他試探了一句,周圍的幾個跟著小雞啄米似的點頭,看上去不像是皇帝來了,倒像是查課的先生老師、家中的冷肅嚴母,一個個反倒避之不及了。
殷璇雖不認為自己生得有多好,但也第一次受到這種待遇,更覺得詫異,她轉過眸光看了一眼晏遲,見她家卿卿微笑著注視過來,插了一句:「他們在我這兒待膩了,讓回去吧。」
殷璇雖然好奇,但並未追究,頷首道:「嗯,去吧。」
那邊打牌的幾個才鬆了一口氣,從內室的屏風帘子里出來,依次往外面走,正當東吾也跟著想悄悄溜走時,忽地被從後脖頸摁住衣領,輕鬆容易地拉了回來。
殷璇把這人拽回來,不咸不淡地看他一眼,道:「那邊有吃的,你在旁邊哄著煥兒。」
這哪是讓他哄孩子,這一定是將之前應如許那事摸了出來,才不讓走的。東吾心中明鏡一般,早知道這宮裡發生的一切都逃不過殷璇的耳目,只不過要區分早晚而已。
那已是兩個月以前的事情了,只是到現在才碰到他,讓這人把這樁舊事想起來了。
東吾被她拎回來,只能老老實實地坐在靠屏風的位置上,讓百歲把煥兒抱過來,將孩子摟在腿上。
民間說三翻六坐九爬,如今還不到六個月,殷煥已經能在腿上坐穩了。她膚色玉白,五官小巧精緻,眼眸烏黑滾圓,小小的手指捏著東吾鑲著一層軟絨的衣邊兒。
「……咿。」煥兒睜著眼看他。
東吾想起那日晏遲跟他生氣,板著臉逗孩子的樣子,便學著他晏哥哥,小聲說了一句:「沒有姨姨。」
煥兒眨了眨眼,好像有點疑惑為什麼沒有姨姨,她抓住東吾的手,然後又鬆開,在他懷裡往上夠了幾下,抓住了他微卷的棕色長髮。

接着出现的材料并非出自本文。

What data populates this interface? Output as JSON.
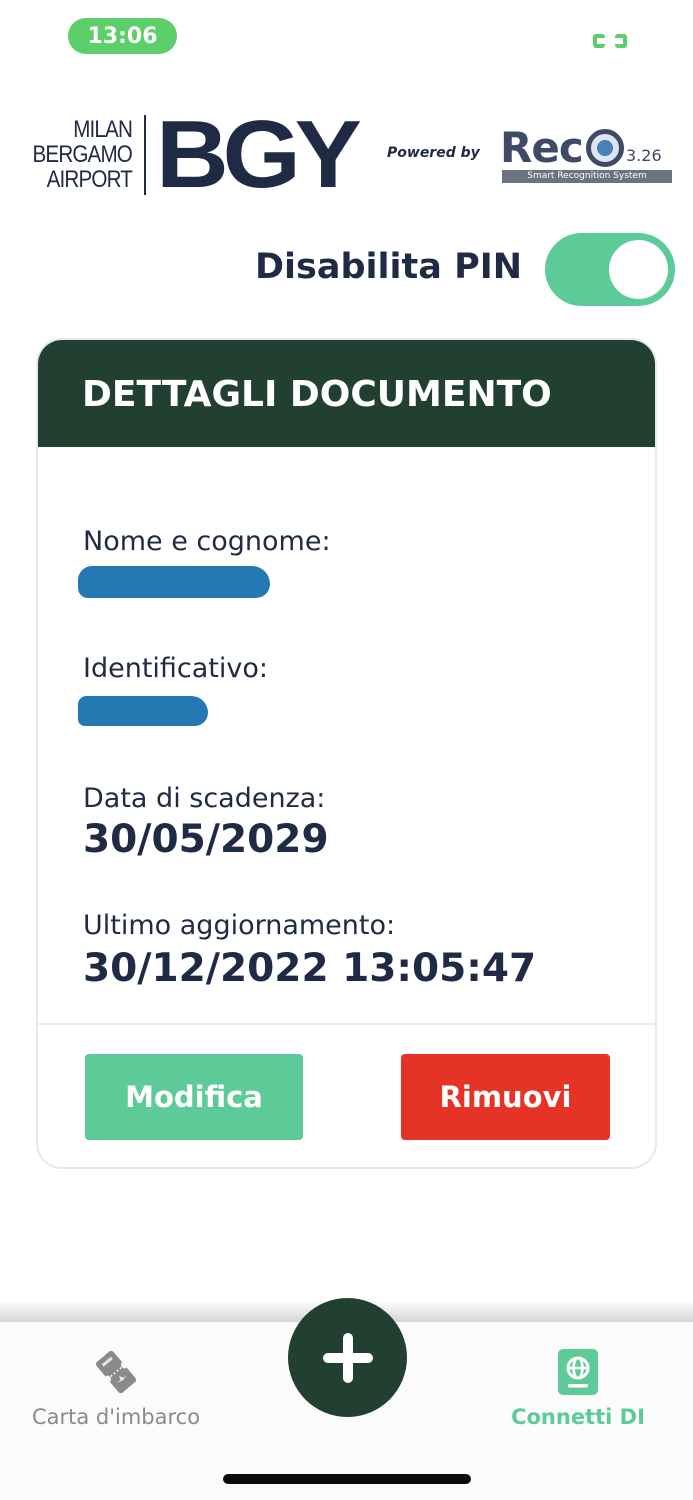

長發上綁了三五條繩結,是五彩顏色的,並非本朝男子的式樣。
這邊煥兒玩得開心,那邊倒不像這邊如此放鬆。
蘇枕流原本跟晏遲下棋聊天,說說話本故事,偏偏殷璇來了,他給女帝陛下讓開地方,看著皇帝霸占了他近來才發現的第一等有趣人,忍不住在心中想到:「爭你的寵還不夠,怎麼還要爭你鳳君的寵,這六宮的命怎麼都這麼苦,話本子都不敢這麼寫……」
殷璇正跟晏遲說立後的冊封禮儀之事,說到一半,見蘇枕流神色鬱郁,頗有怨言的樣子,忽地開口問道:「方才他們幾個在這兒,都做什麼了?」
晏遲原本聽正事聽到一半,忽地被問了這麼句話,差點脫口就回答了,隨即聽到另一邊的蘇千歲乾咳兩聲,緊張地喝了口茶,把目光望過來。
與此同時,殷璇的手也扣著手腕,指腹從掌心摩·挲著,慢慢地向指尖那邊兒滑動。
用個不太恰當的比喻,這也算是前有狼後有虎,腹背受敵了。